J'ai eu le souffle coupé en regardant le cratère qui s'élevait autour de moi, le ciel rouge sang, les morceaux de verre fondu sous mes genoux. J'avais été le météore qui avait causé cela, ma chute de la grâce brûlant suffisamment pour faire fondre le sable sous moi.

Des morceaux de métal brisés brillaient parmi les éclats de verre, quelques pièces incurvées s'enfonçant dans le sable. Je les ai touchés avec des doigts tremblants.

Les morceaux de mon auréole brisée brillaient d'une lumière sacrée il y a seulement... quelques minutes ? Des heures ? Des années ? Combien de temps fallait-il pour tomber à travers les mondes jusqu'à ce que vous atteigniez la fin de toutes choses ?

Les morceaux étaient brûlés et déformés, à peine reconnaissables comme une chose autrefois angélique.

Plusieurs visages fiers sont apparus dans mon esprit, les archanges responsables de cela. Mes lèvres se retroussèrent sur mes dents dans un grognement silencieux alors que je m'imaginais plonger les restes brisés mais encore tranchants de mon halo dans leurs gorges... mais surtout, je voulais que leur chef souffre.

Quelque chose de doux a volé sur les bords de mon auréole. Je l'ai ramassé, ignorant la douleur qui me parcourait le bras, et j'ai réalisé qu'il s'agissait d'une plume noire roussie prise entre mes doigts pincés.

"Non..." Ma voix était un chuchotement sec, brisé par les cris que j'avais poussés en tombant. "Non, non, non."

J'ai lâché la plume, et le vent brûlant, qui me coupe le souffle, l'a arrachée, l'envoyant dans le ciel comme un morceau de cendre, juste un autre déchet réclamé par l'enfer.

Les éclats tranchants de mon auréole m'ont mordu les mains tandis que je rassemblais ce que je pouvais de leurs restes.

Je me relevai, les genoux vacillant sous moi, ayant l'impression que mes os étaient remplis de verre brisé, et déployai mes ailes pour le vol.

L'agonie a déchiré les muscles de mon dos. Une autre plume roussie s'est détachée, suivie d'une autre. Le vent les a emportées hors de vue par-dessus le bord du cratère.
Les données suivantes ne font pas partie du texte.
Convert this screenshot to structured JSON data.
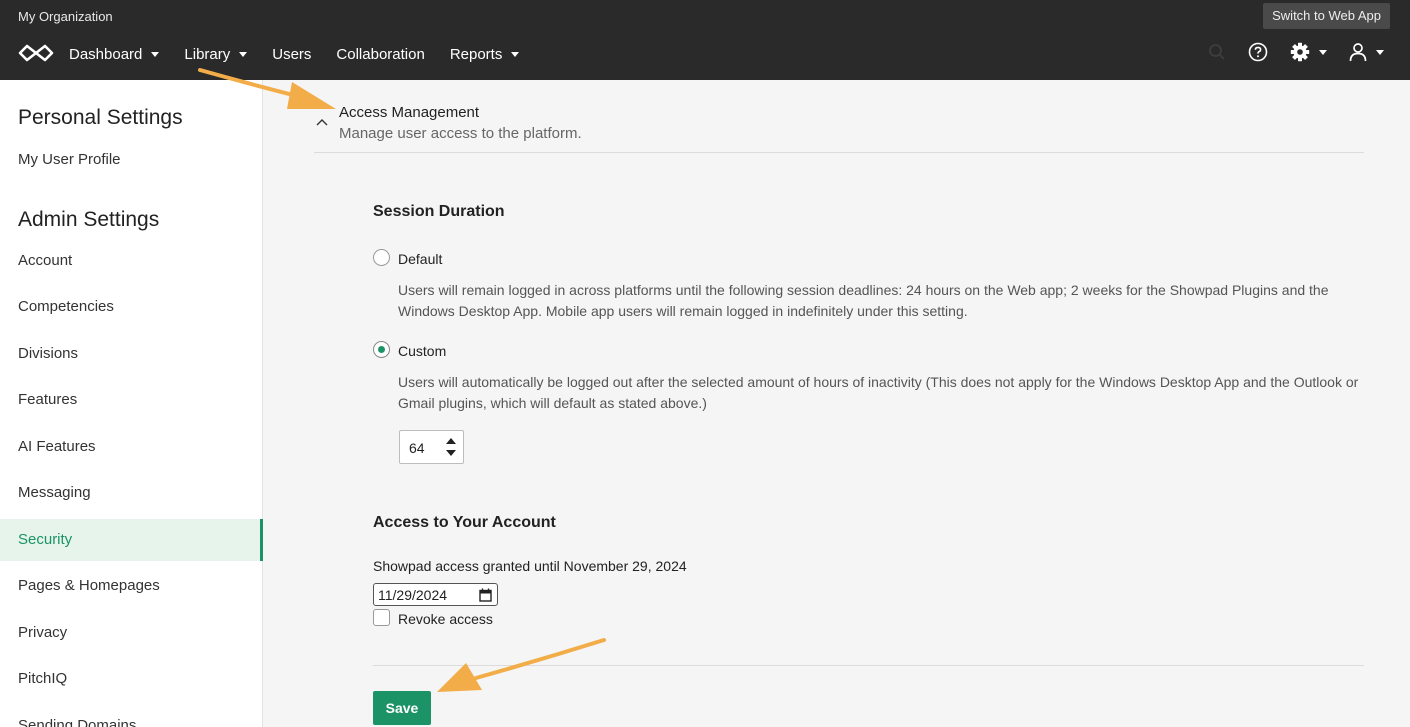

Mes ailes, autrefois enneigées, étaient plus noires qu'une nuit sans étoiles, et des ailes de corbeau s'étendaient dans mon dos.

J'ai ravalé mon goût amer alors que mon estomac était agité.

Son visage était gravé dans mon esprit. La bouche tordue par le regret, la pitié et la rage allumées dans des yeux dorés... et une touche de plaisir quand il a posé sa main sur mon cœur et l'a poussé.

Putain de Gabriel.

Dans ma rage, j'ai réalisé que les restrictions de ma chorale angélique avaient disparu. Je ne leur appartenais plus. Mes pensées n'étaient plus filtrées contre les mots ou les idées qui pouvaient me conduire au péché.

J'étais libre de penser et de dire ce que je voulais.

"Va te faire foutre", j'ai râlé vers le ciel, ravi que ma bouche puisse former ce mot. Je voulais le redire un millier de fois juste parce que je le pouvais. Mes ailes se sont affaissées sous la douleur de les maintenir en l'air et ont traîné dans le sable alors que je grimpais à quatre pattes sur le côté du cratère. "Va te faire foutre ! ALLEZ TOUS VOUS FAIRE FOUTRE !"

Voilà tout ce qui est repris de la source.